Something in his expression made my heart flutter in my chest, threatening to cleave me in two with the bittersweet pain there. “Your essence flows down the bond between us—light and good, tainted by my darkness. But at your core, there is this well of beauty that flows from you. You don’t love easy, but you do love hard. And I have spent centuries feeling you fall in love with men who didn’t deserve you. Feeling your heart flutter for men who would never have been able to give you what your soul craved in the end, and knowing that, I was trapped on the other side of the Veil waiting for you.
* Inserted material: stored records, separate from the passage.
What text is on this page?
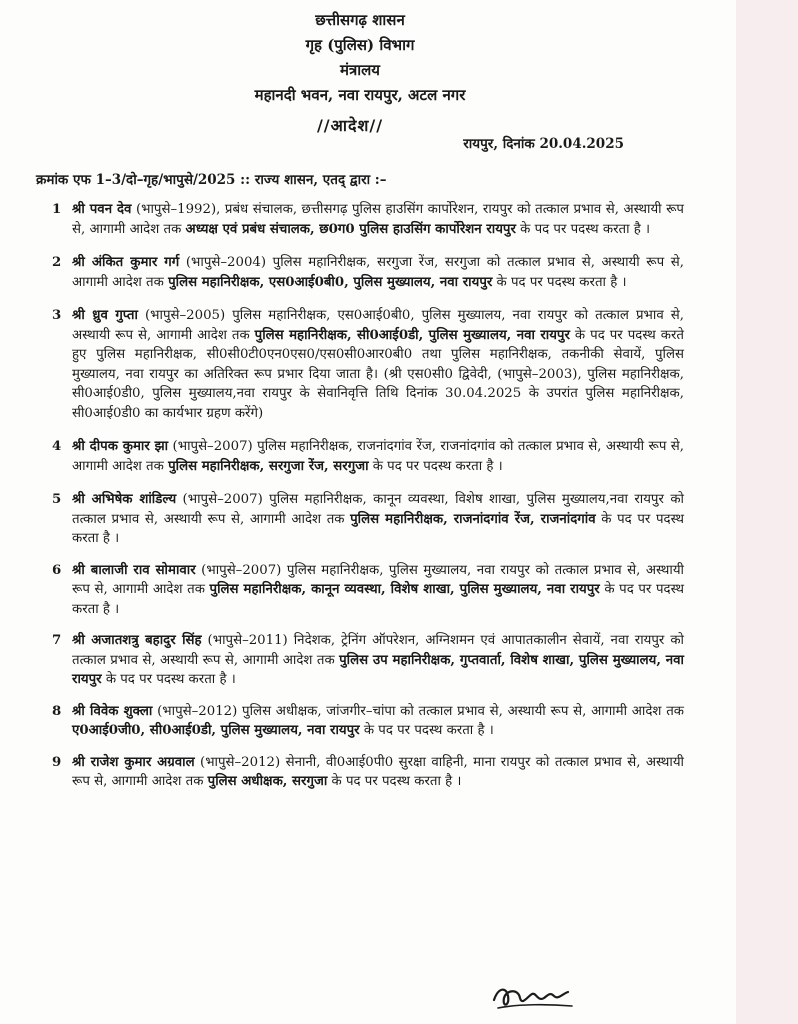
छत्तीसगढ़ शासन
गृह (पुलिस) विभाग
मंत्रालय
महानदी भवन, नवा रायपुर, अटल नगर
//आदेश//
रायपुर, दिनांक 20.04.2025
क्रमांक एफ 1–3/दो–गृह/भापुसे/2025 :: राज्य शासन, एतद् द्वारा :–
1 श्री पवन देव (भापुसे–1992), प्रबंध संचालक, छत्तीसगढ़ पुलिस हाउसिंग कार्पोरेशन, रायपुर को तत्काल प्रभाव से, अस्थायी रूप से, आगामी आदेश तक अध्यक्ष एवं प्रबंध संचालक, छ0ग0 पुलिस हाउसिंग कार्पोरेशन रायपुर के पद पर पदस्थ करता है ।
2 श्री अंकित कुमार गर्ग (भापुसे–2004) पुलिस महानिरीक्षक, सरगुजा रेंज, सरगुजा को तत्काल प्रभाव से, अस्थायी रूप से, आगामी आदेश तक पुलिस महानिरीक्षक, एस0आई0बी0, पुलिस मुख्यालय, नवा रायपुर के पद पर पदस्थ करता है ।
3 श्री ध्रुव गुप्ता (भापुसे–2005) पुलिस महानिरीक्षक, एस0आई0बी0, पुलिस मुख्यालय, नवा रायपुर को तत्काल प्रभाव से, अस्थायी रूप से, आगामी आदेश तक पुलिस महानिरीक्षक, सी0आई0डी, पुलिस मुख्यालय, नवा रायपुर के पद पर पदस्थ करते हुए पुलिस महानिरीक्षक, सी0सी0टी0एन0एस0/एस0सी0आर0बी0 तथा पुलिस महानिरीक्षक, तकनीकी सेवायें, पुलिस मुख्यालय, नवा रायपुर का अतिरिक्त रूप प्रभार दिया जाता है। (श्री एस0सी0 द्विवेदी, (भापुसे–2003), पुलिस महानिरीक्षक, सी0आई0डी0, पुलिस मुख्यालय,नवा रायपुर के सेवानिवृत्ति तिथि दिनांक 30.04.2025 के उपरांत पुलिस महानिरीक्षक, सी0आई0डी0 का कार्यभार ग्रहण करेंगे)
4 श्री दीपक कुमार झा (भापुसे–2007) पुलिस महानिरीक्षक, राजनांदगांव रेंज, राजनांदगांव को तत्काल प्रभाव से, अस्थायी रूप से, आगामी आदेश तक पुलिस महानिरीक्षक, सरगुजा रेंज, सरगुजा के पद पर पदस्थ करता है ।
5 श्री अभिषेक शांडिल्य (भापुसे–2007) पुलिस महानिरीक्षक, कानून व्यवस्था, विशेष शाखा, पुलिस मुख्यालय,नवा रायपुर को तत्काल प्रभाव से, अस्थायी रूप से, आगामी आदेश तक पुलिस महानिरीक्षक, राजनांदगांव रेंज, राजनांदगांव के पद पर पदस्थ करता है ।
6 श्री बालाजी राव सोमावार (भापुसे–2007) पुलिस महानिरीक्षक, पुलिस मुख्यालय, नवा रायपुर को तत्काल प्रभाव से, अस्थायी रूप से, आगामी आदेश तक पुलिस महानिरीक्षक, कानून व्यवस्था, विशेष शाखा, पुलिस मुख्यालय, नवा रायपुर के पद पर पदस्थ करता है ।
7 श्री अजातशत्रु बहादुर सिंह (भापुसे–2011) निदेशक, ट्रेनिंग ऑपरेशन, अग्निशमन एवं आपातकालीन सेवायें, नवा रायपुर को तत्काल प्रभाव से, अस्थायी रूप से, आगामी आदेश तक पुलिस उप महानिरीक्षक, गुप्तवार्ता, विशेष शाखा, पुलिस मुख्यालय, नवा रायपुर के पद पर पदस्थ करता है ।
8 श्री विवेक शुक्ला (भापुसे–2012) पुलिस अधीक्षक, जांजगीर–चांपा को तत्काल प्रभाव से, अस्थायी रूप से, आगामी आदेश तक ए0आई0जी0, सी0आई0डी, पुलिस मुख्यालय, नवा रायपुर के पद पर पदस्थ करता है ।
9 श्री राजेश कुमार अग्रवाल (भापुसे–2012) सेनानी, वी0आई0पी0 सुरक्षा वाहिनी, माना रायपुर को तत्काल प्रभाव से, अस्थायी रूप से, आगामी आदेश तक पुलिस अधीक्षक, सरगुजा के पद पर पदस्थ करता है ।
Just waiting for centuries to be able to hold you.”
“Caelum,” I protested, shaking my head to try to dislodge his grip.
He held me steady, staring down at me as if he needed me to hear the words I didn’t want to hear. “And then it broke, and I met you and you were everything I’d ever dreamed you would be and more. I felt you fall in love all over again, but with me this time. I see in your eyes that you wish you could take it back more than anything, but you can’t. Because you and I both know what you felt; we both know you loved me with everything you were. More than you ever loved your husbands in all your past lives. You still do, and you can’t wish that away, because you were born to love me, whether I deserve it or not.”
I studied him for a few moments, trying not to think about how it would feel if our roles were reversed. I couldn’t begin to fathom the idea of him entertaining another woman. The thought of it alone made a rage so unlike anything I had ever known burn through me. To feel that, and know it was love, over and over again for centuries, I didn’t know if I would survive. But I didn’t want sympathy for him or empathy for the situation he’d been forced into by some wicked play of fate at the hands of the witches.